The journalist’s father had also filed a plea in the LHC for his recovery.

During a May 19 hearing of the case, the anchorperson’s father had become teary-eyed in the LHC, pleading for mercy, as the whereabouts of his son remained unknown. The next day, the LHC chief justice had ordered the police to recover and present the anchorperson by May 22.

On that date, the LHC had directed the ministries of interior and defence to “discharge their constitutional duties to effect the recovery” of the anchorperson after the Punjab inspector general revealed that there was no trace of the journalist at any police department across the country.

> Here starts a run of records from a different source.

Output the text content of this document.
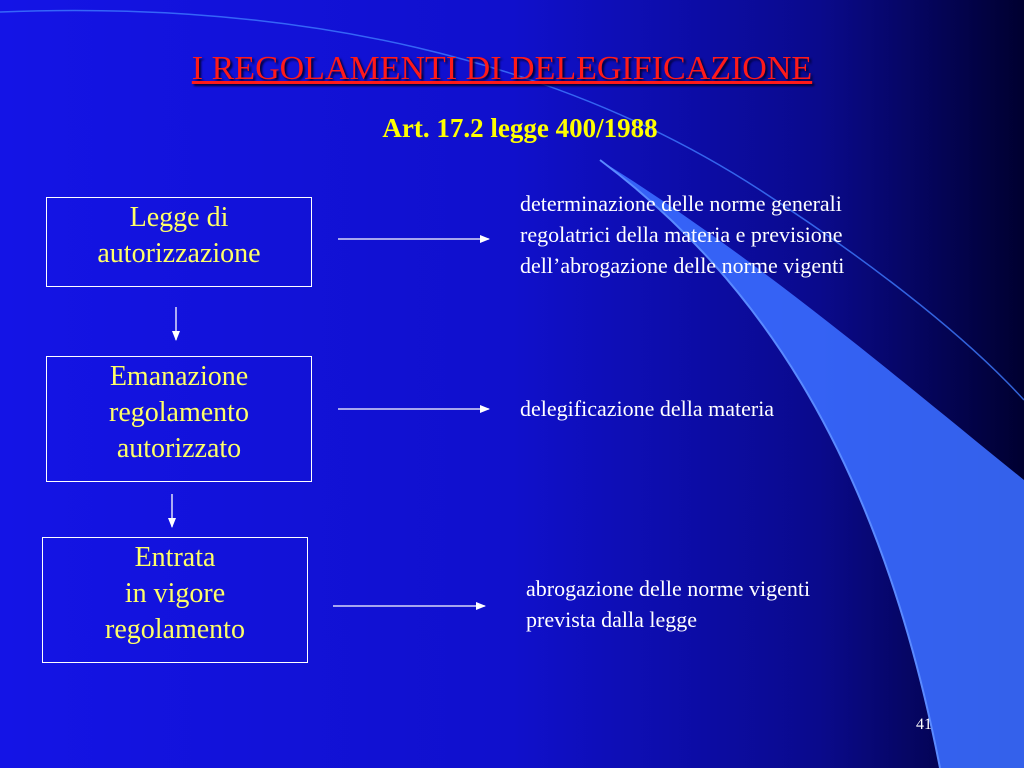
I REGOLAMENTI DI DELEGIFICAZIONE
Art. 17.2 legge 400/1988
Legge di
autorizzazione
determinazione delle norme generali
regolatrici della materia e previsione
dell’abrogazione delle norme vigenti
Emanazione
regolamento
autorizzato
delegificazione della materia
Entrata
in vigore
regolamento
abrogazione delle norme vigenti
prevista dalla legge
41
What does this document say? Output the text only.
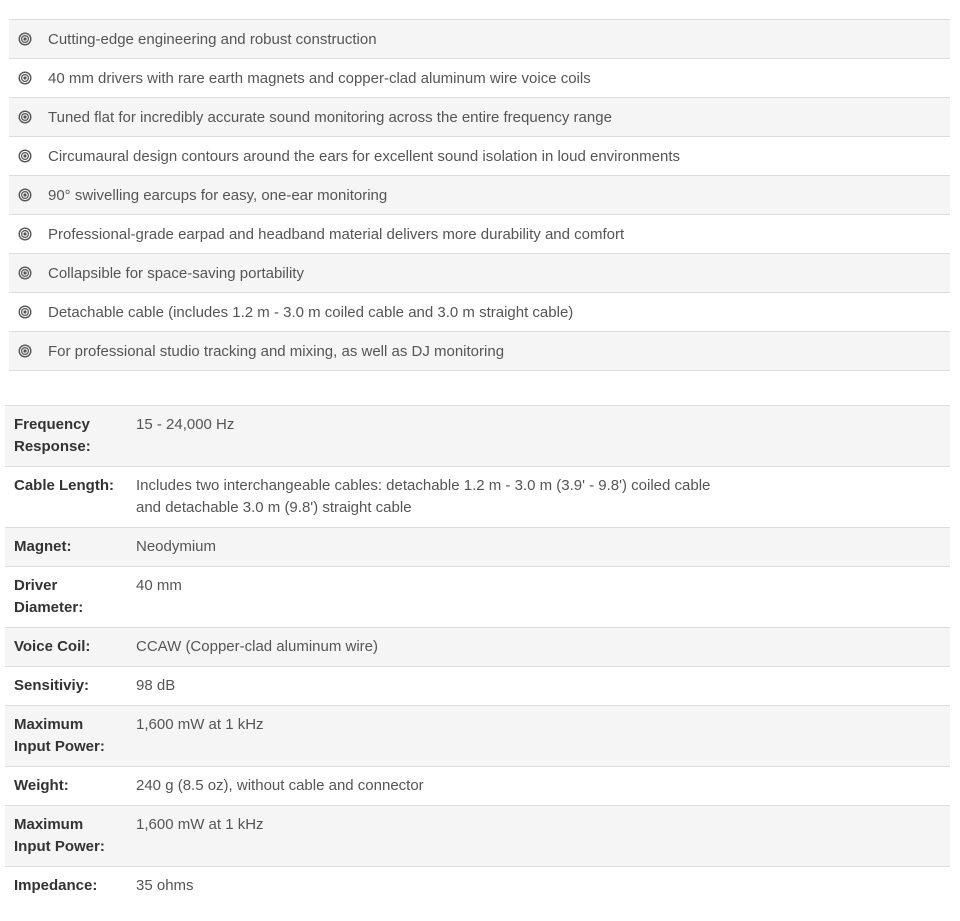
Cutting-edge engineering and robust construction
40 mm drivers with rare earth magnets and copper-clad aluminum wire voice coils
Tuned flat for incredibly accurate sound monitoring across the entire frequency range
Circumaural design contours around the ears for excellent sound isolation in loud environments
90° swivelling earcups for easy, one-ear monitoring
Professional-grade earpad and headband material delivers more durability and comfort
Collapsible for space-saving portability
Detachable cable (includes 1.2 m - 3.0 m coiled cable and 3.0 m straight cable)
For professional studio tracking and mixing, as well as DJ monitoring
Frequency Response:	15 - 24,000 Hz

Cable Length:	Includes two interchangeable cables: detachable 1.2 m - 3.0 m (3.9' - 9.8') coiled cable and detachable 3.0 m (9.8') straight cable

Magnet:	Neodymium

Driver Diameter:	40 mm

Voice Coil:	CCAW (Copper-clad aluminum wire)

Sensitiviy:	98 dB

Maximum Input Power:	1,600 mW at 1 kHz

Weight:	240 g (8.5 oz), without cable and connector

Maximum Input Power:	1,600 mW at 1 kHz

Impedance:	35 ohms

The LHC was subsequently informed that both the Inter-Services Intelligence and the Military Intelligence had said the anchorperson was not in their custody. On May 26, the high court had directed “all the agencies” to work together to find the anchorperson and produce him in the court by May 30.

When that date arrived, the Punjab IG had told the LHC that phone numbers that had been traced back to Afghanistan were involved in the case.

The anchorperson’s lawyer had contended in the June 6 hearing that their patience was “wearing thin” even as the Punjab government had informed the high court that efforts to find the journalist were underway.

During the July 5 hearing, the LHC had established a deadline of July 25 for the police to locate the missing journalist. However, no hearing could be held on the designated date due to the bench’s unavailability.

In that particular hearing, retired Brigadier Falak Naz, representing the Ministry of Defence, had informed the court: “We are working on tracing locations and other issues. We are trying to recover Imran Riaz as soon as possible.”

On September 6, the Punjab IG had told LHC that the police would deliver “good news” in the next few days, following which he was granted time till September 13.

However, failing to deliver any major “good news”, the IG on September 13 had assured the court that the probe was “going in the right direction”.

On September 20, the LHC had given the Punjab police chief a “last opportunity” to recover Riaz by September 26, adjourning the proceedings in a petition demanding his recovery till then.

He was finally released on September 25, after more than four months of “being missing”.